If the union’s arguments were to be accepted, that “assigned” and “appointed” have different meanings, it would necessarily produce one of two anomalies. If the clause 1a is exhaustive of the rights of technical employees, only those who were “assigned” would receive similar benefits in the non-technical group, where the benefits would, on this assumption, ensure only to those “appointed”. On the other hand if clause 1a purports to be of special benefit to technical employees, in addition to any rights they might enjoy under clause 1, here again there would be a difference in benefit between the two groups of employees. The former assumption would deprive technical employees of compensation in the circumstances of the instant case, while providing such compensation to non-technical employees. The latter assumption would deprive non-technical employees of compensation when they were sent o relief assignments without applying for them, while anomalously, giving them such compensation only when they applied for bulletined jobs. At the same time, technical employees would receive compensation under both circumstances.
No rational explanation was offered by the union for drawing such distinctions between technical and non-technical employees, nor is an explanation easy to suggest. Each group suffers the same dislocation when temporarily employed away from home; each would seem to have an equal claim for payment of the expenses associated with such dislocation. The union’s position is conceded to be one possible reading of the language, but the unjustifiable consequences of adopting it are such that other possible reading must be treated as the more reasonable.
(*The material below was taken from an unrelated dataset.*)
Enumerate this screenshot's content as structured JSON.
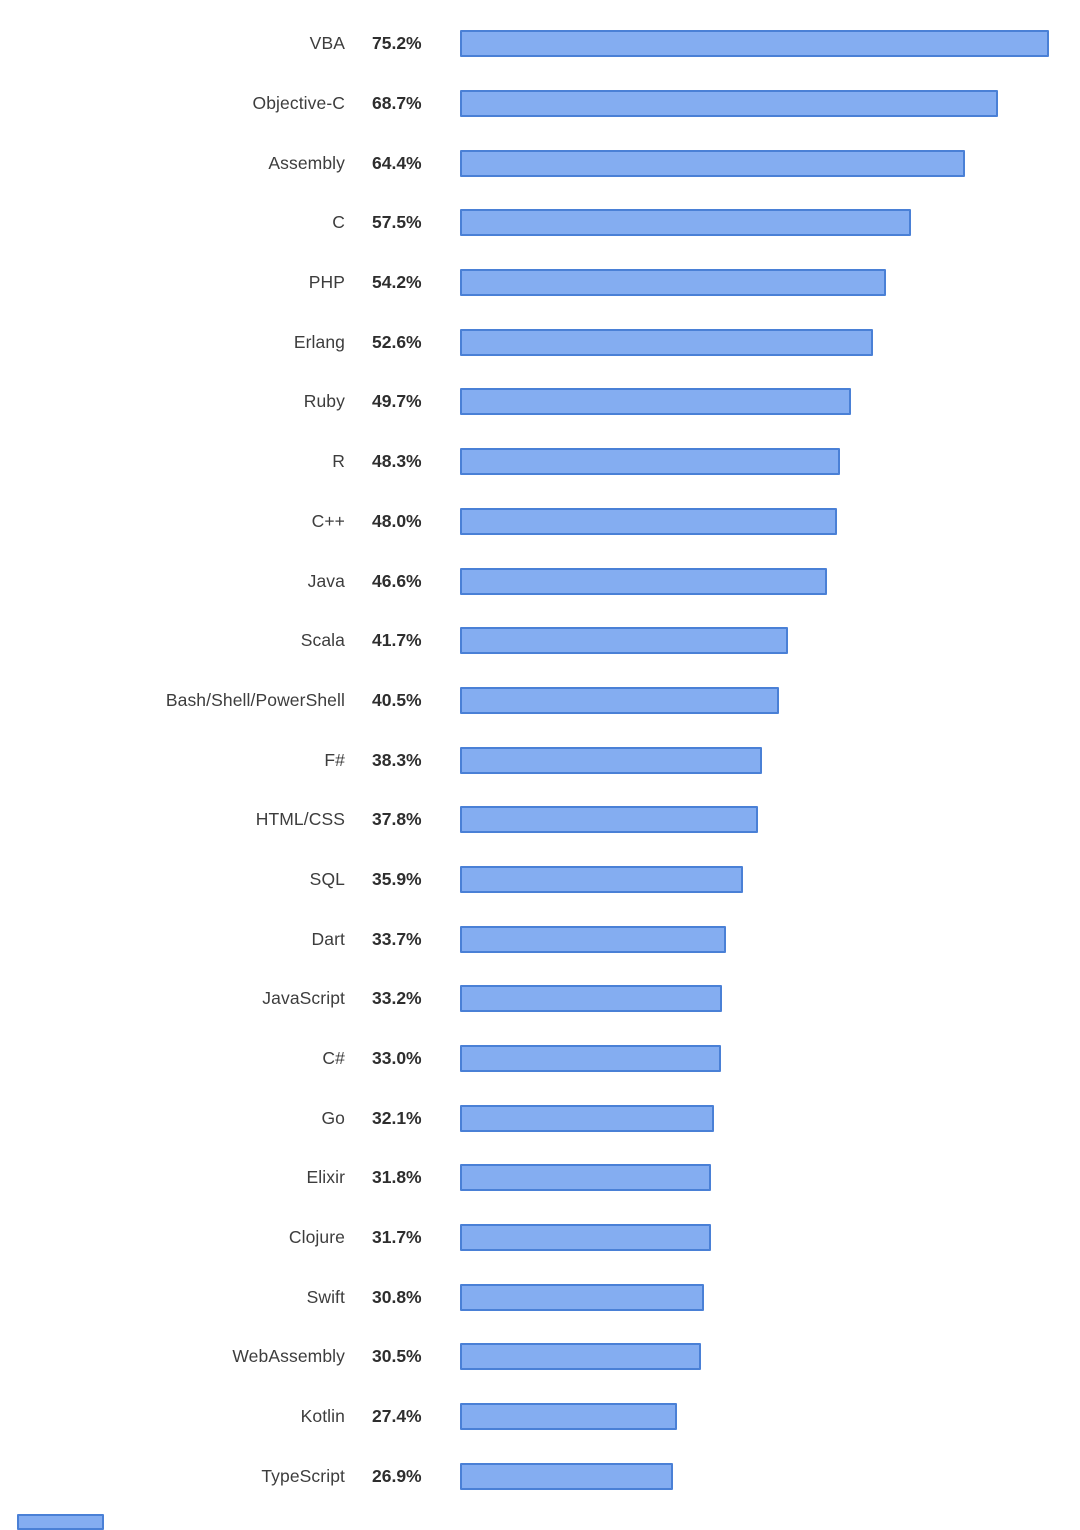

On the other hand, the company’s position produces no such untoward results. It contends that “appointed” in clause 1 and “assigned” in clause 1a are synonyms, both referring to a situation in which the company required an employee to perform a job for which he has not applied. This interpretation results in the consistent treatment of technical and non-technical employees. It also avoids a situation in which those who knowingly respond to a relief vacancy bulletin which makes no promise of expenses can claim such expenses, while those who are forced to undertake relief work, without wishing to do so, cannot.
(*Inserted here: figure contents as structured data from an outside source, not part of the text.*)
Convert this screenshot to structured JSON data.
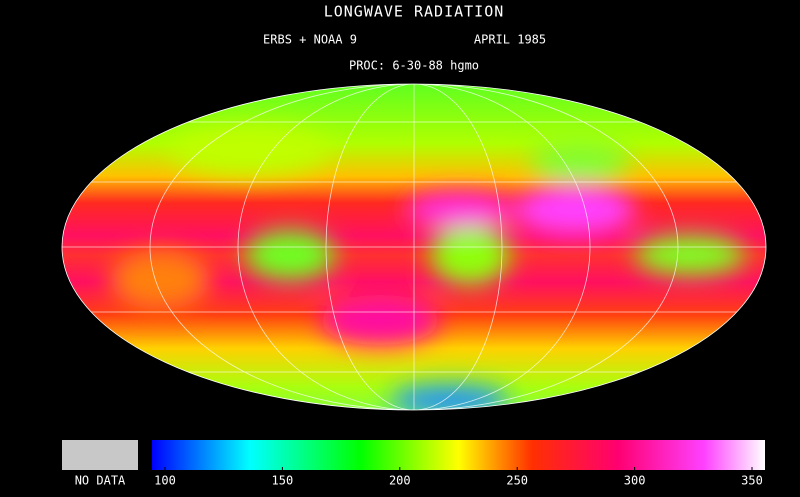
{
  "header": {
    "title": "LONGWAVE RADIATION",
    "instruments": "ERBS + NOAA 9",
    "date": "APRIL 1985",
    "processed": "PROC: 6-30-88 hgmo"
  },
  "legend": {
    "no_data": "NO DATA"
  },
  "colorbar": {
    "lim": [
      100,
      350
    ],
    "ticks": [
      100,
      150,
      200,
      250,
      300,
      350
    ]
  }
}
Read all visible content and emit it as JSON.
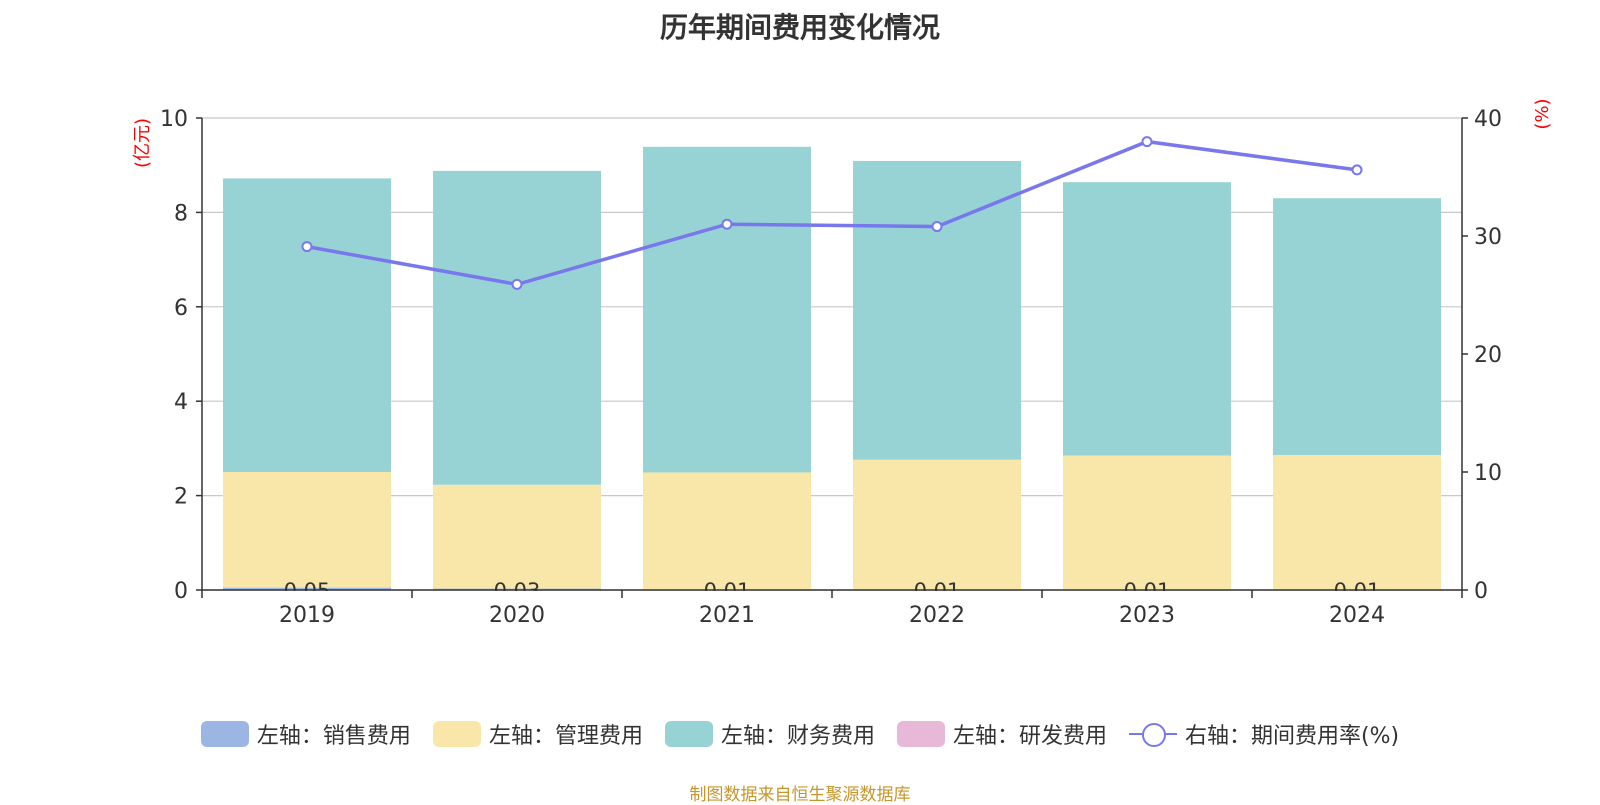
{
  "chart_data": {
    "type": "bar",
    "title": "历年期间费用变化情况",
    "categories": [
      "2019",
      "2020",
      "2021",
      "2022",
      "2023",
      "2024"
    ],
    "left_axis": {
      "label": "(亿元)",
      "ylim": [
        0,
        10
      ],
      "ticks": [
        "0",
        "2",
        "4",
        "6",
        "8",
        "10"
      ]
    },
    "right_axis": {
      "label": "(%)",
      "ylim": [
        0,
        40
      ],
      "ticks": [
        "0",
        "10",
        "20",
        "30",
        "40"
      ]
    },
    "stacked": true,
    "grid": true,
    "legend_position": "bottom",
    "series": [
      {
        "name": "左轴：销售费用",
        "axis": "left",
        "type": "bar",
        "color": "#9bb6e2",
        "values": [
          0.05,
          0.03,
          0.01,
          0.01,
          0.01,
          0.01
        ],
        "labels": [
          "0.05",
          "0.03",
          "0.01",
          "0.01",
          "0.01",
          "0.01"
        ]
      },
      {
        "name": "左轴：管理费用",
        "axis": "left",
        "type": "bar",
        "color": "#f8e7a9",
        "values": [
          2.45,
          2.2,
          2.48,
          2.75,
          2.84,
          2.85
        ]
      },
      {
        "name": "左轴：财务费用",
        "axis": "left",
        "type": "bar",
        "color": "#97d3d4",
        "values": [
          6.22,
          6.65,
          6.9,
          6.33,
          5.79,
          5.44
        ]
      },
      {
        "name": "左轴：研发费用",
        "axis": "left",
        "type": "bar",
        "color": "#e8b8d9",
        "values": [
          0,
          0,
          0,
          0,
          0,
          0
        ]
      },
      {
        "name": "右轴：期间费用率(%)",
        "axis": "right",
        "type": "line",
        "color": "#7878ec",
        "values": [
          29.1,
          25.9,
          31.0,
          30.8,
          38.0,
          35.6
        ]
      }
    ],
    "axis_label_color": "#ff0000",
    "source": "制图数据来自恒生聚源数据库",
    "source_color": "#c8952a"
  }
}
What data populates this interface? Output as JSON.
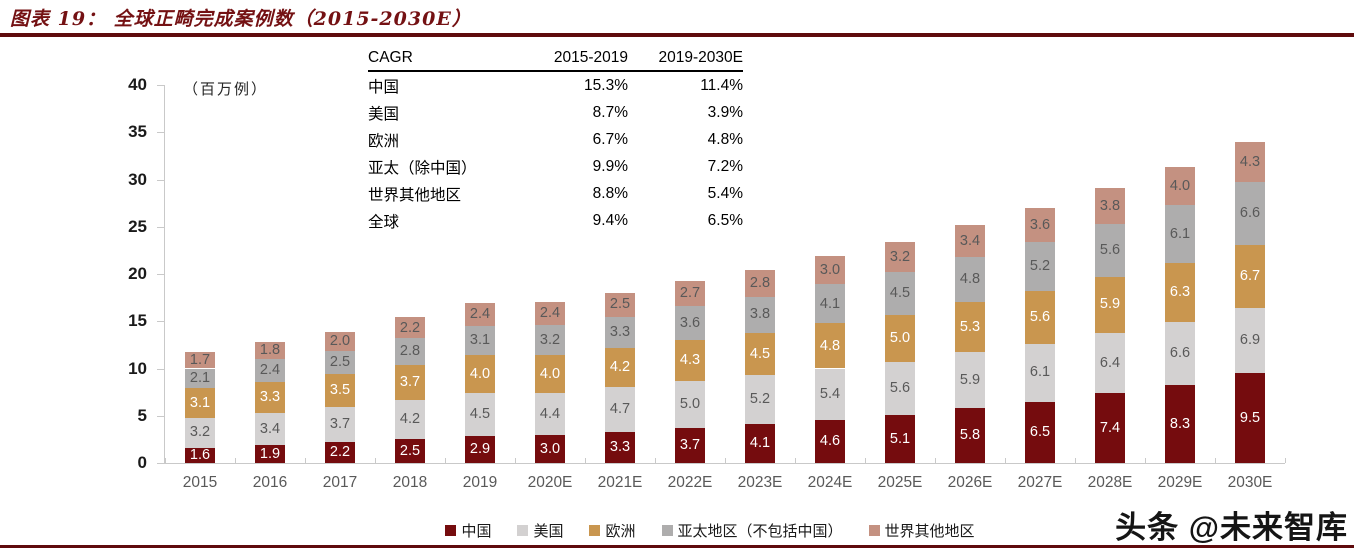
{
  "header": {
    "title": "图表 19：  全球正畸完成案例数（2015-2030E）",
    "accent_color": "#5f0b0d"
  },
  "chart_data": {
    "type": "bar",
    "stacked": true,
    "title": "全球正畸完成案例数（2015-2030E）",
    "unit_label": "（百万例）",
    "ylim": [
      0,
      40
    ],
    "yticks": [
      0,
      5,
      10,
      15,
      20,
      25,
      30,
      35,
      40
    ],
    "grid": false,
    "legend_position": "bottom",
    "categories": [
      "2015",
      "2016",
      "2017",
      "2018",
      "2019",
      "2020E",
      "2021E",
      "2022E",
      "2023E",
      "2024E",
      "2025E",
      "2026E",
      "2027E",
      "2028E",
      "2029E",
      "2030E"
    ],
    "series": [
      {
        "name": "中国",
        "color": "#750c0e",
        "label_color": "#ffffff",
        "values": [
          1.6,
          1.9,
          2.2,
          2.5,
          2.9,
          3.0,
          3.3,
          3.7,
          4.1,
          4.6,
          5.1,
          5.8,
          6.5,
          7.4,
          8.3,
          9.5
        ]
      },
      {
        "name": "美国",
        "color": "#d3d1d1",
        "label_color": "#595959",
        "values": [
          3.2,
          3.4,
          3.7,
          4.2,
          4.5,
          4.4,
          4.7,
          5.0,
          5.2,
          5.4,
          5.6,
          5.9,
          6.1,
          6.4,
          6.6,
          6.9
        ]
      },
      {
        "name": "欧洲",
        "color": "#c9964f",
        "label_color": "#ffffff",
        "values": [
          3.1,
          3.3,
          3.5,
          3.7,
          4.0,
          4.0,
          4.2,
          4.3,
          4.5,
          4.8,
          5.0,
          5.3,
          5.6,
          5.9,
          6.3,
          6.7
        ]
      },
      {
        "name": "亚太地区（不包括中国）",
        "color": "#aeadad",
        "label_color": "#595959",
        "values": [
          2.1,
          2.4,
          2.5,
          2.8,
          3.1,
          3.2,
          3.3,
          3.6,
          3.8,
          4.1,
          4.5,
          4.8,
          5.2,
          5.6,
          6.1,
          6.6
        ]
      },
      {
        "name": "世界其他地区",
        "color": "#c49181",
        "label_color": "#595959",
        "values": [
          1.7,
          1.8,
          2.0,
          2.2,
          2.4,
          2.4,
          2.5,
          2.7,
          2.8,
          3.0,
          3.2,
          3.4,
          3.6,
          3.8,
          4.0,
          4.3
        ]
      }
    ],
    "axis_color": "#c9c9c9"
  },
  "cagr_table": {
    "headers": [
      "CAGR",
      "2015-2019",
      "2019-2030E"
    ],
    "rows": [
      {
        "label": "中国",
        "v1": "15.3%",
        "v2": "11.4%"
      },
      {
        "label": "美国",
        "v1": "8.7%",
        "v2": "3.9%"
      },
      {
        "label": "欧洲",
        "v1": "6.7%",
        "v2": "4.8%"
      },
      {
        "label": "亚太（除中国）",
        "v1": "9.9%",
        "v2": "7.2%"
      },
      {
        "label": "世界其他地区",
        "v1": "8.8%",
        "v2": "5.4%"
      },
      {
        "label": "全球",
        "v1": "9.4%",
        "v2": "6.5%"
      }
    ]
  },
  "watermark": {
    "text": "头条 @未来智库"
  }
}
I therefore conclude that clauses 1 and 1a provide for non-technical and technical employees, respectively, compensation for expenses only when such employees are assigned to relief work, and not then they successfully apply for bulletined relief vacancies.
It is obvious, finally, that no employee dissatisfied with this arrangement need apply for such jobs and that the absence of applications might force the company to assign employees and compensate them.
The grievance is dismissed.
Dated at Toronto, Ontario, on the 25th day of November, 1970.